Fascine Knife

The fascine knife was a side arm / tool issued to 17th to 19th century light infantry and artillery. It served both as a personal weapon and as a tool for cutting fascines (bundles of sticks used to strengthen the sides of trenches or earth ramparts protecting the batteries). It could be straight or curved, double edged or single edged with a sawtoothed back. 17th and 18th century German, Prussian and Swedish fascine knives are more like cavalry swords, often with a brass handle and a hand guard, but later models are more like billhooks in shape and appearance. By the 20th century in the British Army it had become the Pioneer's billhook, used in World War I for making machine gun emplacements. In the Indian Army it is known as a Knife Gabion (gabions, like fascines, are used for supporting earthworks).

Some types of fascine knife are probably descended from 16th century sidearms weapons like the baselard or the Swiss sword. Others, known to British foot soldiers as a billhook, are more closely related to agricultural cutting tools.

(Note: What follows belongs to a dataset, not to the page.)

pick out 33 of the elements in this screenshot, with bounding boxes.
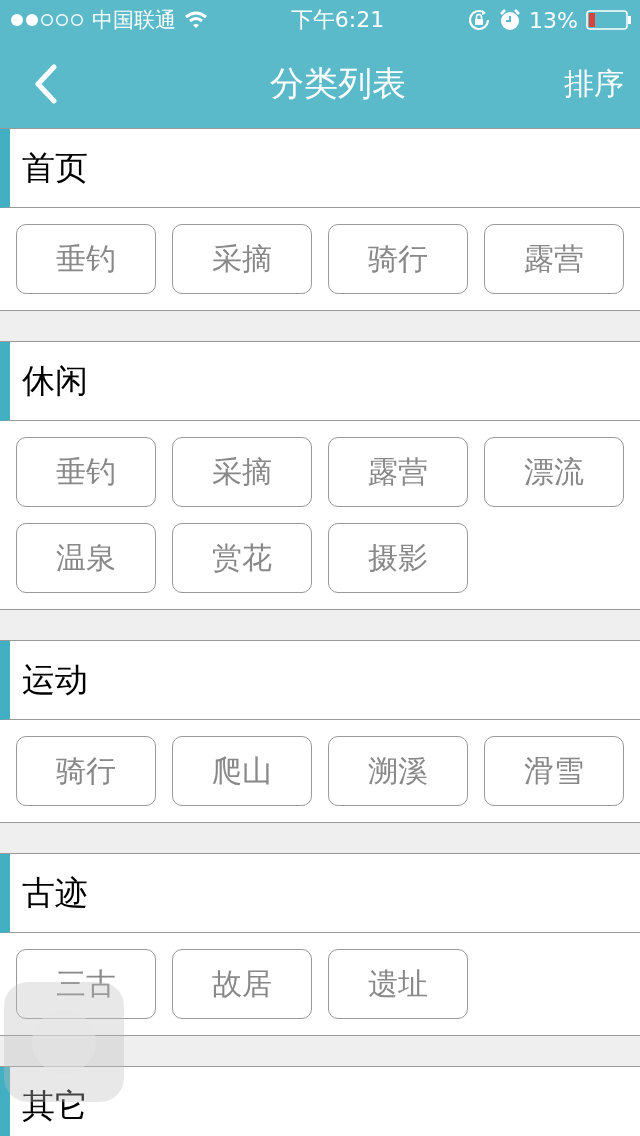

Like the billhook they were used for cutting saplings (e.g. willow, hazel or chestnut) that were bundled up to make fascines or woven into hurdles, or gabions. Many revetments used a combination of all three, with fascines at the bottom of the trench, hurdles just below ground level and gabions above, filled with the earth from the trench.

Although the Spanish Army called its fascine knives machetes, they bore little resemblance to the common cutting tool.